トランプ氏逮捕に沸く米国
九日午前に亡くなった扇千景(本名=林寛子)元参議院議長は、初の女性参院議長にして初代国土交通相ですから、国交省の美しい揮毫は扇さんの手によるものです。改めて衷心よりお悔やみ申し上げます。
さすがは元宝塚歌劇団の女優にして「梨園の妻」でしたから、行動は大胆にして堂に入ったもので、性格は極めて男性的だったという話をよく聞いていました。
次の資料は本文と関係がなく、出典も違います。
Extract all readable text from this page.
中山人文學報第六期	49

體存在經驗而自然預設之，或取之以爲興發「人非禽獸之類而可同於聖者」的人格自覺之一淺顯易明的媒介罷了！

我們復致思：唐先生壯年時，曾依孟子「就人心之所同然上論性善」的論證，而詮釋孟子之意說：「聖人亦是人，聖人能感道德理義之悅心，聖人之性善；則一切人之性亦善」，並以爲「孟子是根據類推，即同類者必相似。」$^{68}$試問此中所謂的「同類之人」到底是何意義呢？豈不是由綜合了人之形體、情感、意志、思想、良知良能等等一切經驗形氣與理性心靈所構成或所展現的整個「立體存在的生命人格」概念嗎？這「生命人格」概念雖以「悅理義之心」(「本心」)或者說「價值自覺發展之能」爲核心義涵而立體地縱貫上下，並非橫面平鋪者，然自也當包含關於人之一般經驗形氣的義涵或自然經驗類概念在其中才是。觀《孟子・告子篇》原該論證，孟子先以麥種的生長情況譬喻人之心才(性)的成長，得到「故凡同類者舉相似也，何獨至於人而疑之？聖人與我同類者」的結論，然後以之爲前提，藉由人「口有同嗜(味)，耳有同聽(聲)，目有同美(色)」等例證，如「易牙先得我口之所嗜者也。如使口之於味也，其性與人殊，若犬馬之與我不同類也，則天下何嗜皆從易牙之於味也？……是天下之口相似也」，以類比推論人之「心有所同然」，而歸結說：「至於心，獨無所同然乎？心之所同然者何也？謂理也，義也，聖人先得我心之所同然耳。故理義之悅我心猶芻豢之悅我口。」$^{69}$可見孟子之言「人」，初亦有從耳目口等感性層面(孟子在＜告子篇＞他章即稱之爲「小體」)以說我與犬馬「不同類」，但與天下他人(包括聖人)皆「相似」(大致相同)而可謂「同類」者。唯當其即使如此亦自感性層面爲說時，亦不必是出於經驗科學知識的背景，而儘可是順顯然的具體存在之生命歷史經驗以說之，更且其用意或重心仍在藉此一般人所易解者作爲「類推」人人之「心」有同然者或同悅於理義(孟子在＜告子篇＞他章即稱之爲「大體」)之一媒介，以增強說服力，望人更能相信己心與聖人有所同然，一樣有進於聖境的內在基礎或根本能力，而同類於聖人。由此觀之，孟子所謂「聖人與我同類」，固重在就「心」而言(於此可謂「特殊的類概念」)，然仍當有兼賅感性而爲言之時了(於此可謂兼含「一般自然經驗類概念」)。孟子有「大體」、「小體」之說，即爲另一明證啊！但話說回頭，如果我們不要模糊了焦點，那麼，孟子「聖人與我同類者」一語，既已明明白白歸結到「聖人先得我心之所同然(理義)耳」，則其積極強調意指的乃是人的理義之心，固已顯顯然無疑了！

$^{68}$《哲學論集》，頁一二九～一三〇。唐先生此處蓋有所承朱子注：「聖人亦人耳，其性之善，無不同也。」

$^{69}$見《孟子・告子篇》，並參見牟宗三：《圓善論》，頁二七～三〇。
概して意外にも宝塚の娘役女優はそうだとも聞きますが、政治家としては、文書さばきが実に見事だったそうです。
国交相時代、全ての国務大臣を襲う「官僚が毎日積み上げていく山のような文書」を、秒速で目を通し処理していくさまは、半ば「女優上がり」と莫迦にしていた職員たちを圧倒したといいます。
その国交省は、今や創価学会(公明党)にすっかり穢されてしまい、霞が関の文書と言えば、総務相時代の高市早苗内閣府特命(経済安全保障)担当相を貶めようとする総務官僚たちの手による怪文書(本物に偽物を混ぜたもの)が出回る始末です。
機密文書の漏洩では、先月二十四日に亡くなって再び脚光を浴びている毎日新聞社政治部の西山太吉元記者が既婚者でありながら外務省の女性職員にしつこく近づき、強引な姦通に及んだ挙げ句、日米「密約」電文とされるものなどを持ち出すよう強要し続けて手に入れ、旧日本社会党の横路孝弘、楢崎弥之助両衆議院議員(当時)に横流しして国家公務員法違反で逮捕、起訴、有罪となった事件がありました。
これのどこをどう切り取れば英雄的行動になるのでしょうか。今なお西山氏の「功績」を讃えようとする左翼・極左の神経こそ、根っから犯罪者気質であると指弾せずにはいられません。
現行憲法(占領憲法)放置の経緯から沖縄県のこと、在日米軍基地提供条約にすぎない日米安全保障条約の問題とは、全く別次元に批判し続けなければならない事件でした。これがわが国の報道権力に於いて未だ賞賛される行為なら、もはや報道に対する国民的信用を得ることを彼ら自身が捨て去ったとしか申しようがありません。
報道権力が堕ちるところまで堕ち始めているのは、この西山事件を省みることなく、総務省の怪文書を嬉嬉として報じていることにも表れています。それにしても、立憲民主党の小西洋之参議院議員が持ち出した文書の、何と質の低いことでしょうか。
行政権力も立法権力も、もう堕ちるところまで堕ち始めているのです。
さて、米国のドナルド・トランプ前大統領は、米国史上初の大統領経験者逮捕となるでしょうか。米国の報道は目下、これ一色です。事件としては小さいので、身柄拘束を伴わず起訴される可能性が高いようです。
ウクライナに露国をそそのかすよう仕向けたことと言い、米民主党のジョー・バイデン大統領が自身と次男の無能さと度を越した愚かさを隠すために事件を煽った可能性も否定できません。トランプ支持者たちがそれを確信すれば、暴動が起きることも予想され、既に治安当局が警戒態勢に入ったそうです。
しかしながら「安倍晋三回顧録」(中央公論新社刊)を拝読しますと、いかに安倍晋三元首相がトランプ大統領の対北韓(北朝鮮)外交で「商売人ゆえお金のかかる軍事行動を忌避していた」ことを北韓に気づかれないようにするか、非常に苦労したさまが読み取れます。
米国の国家安全保障会議(NSC)から安倍首相にトランプ大統領の説得を頼まれることまであったようで、まるで日米関係が逆転していたようにも見て取れますが、一方で占領憲法をどうにもできなかったからこそ「北は、日本が軍事行使できないことを知っているから、『お前なんか、どうせ弱いだろう』と、日本の足元を見てくる。だから、トランプに踏み込んでもらって…」というくだりに、得も言われぬ哀しみを覚えずにはいられません。
経済も外交も、そして北韓が犯人(犯行集団)の拉致事件も、全て占領憲法が足かせになって問題解決しないのです。
占領憲法の問題を解決しなければ「死んでも死にきれない」と言ってくれた東京都の石原慎太郎元都知事も、私が長長と示した占領憲法の問題に理解を示してくれた安倍元首相も、それでもどうにもできないまま亡くなってしまいました。
残った私たちでどうにかするほかないのです。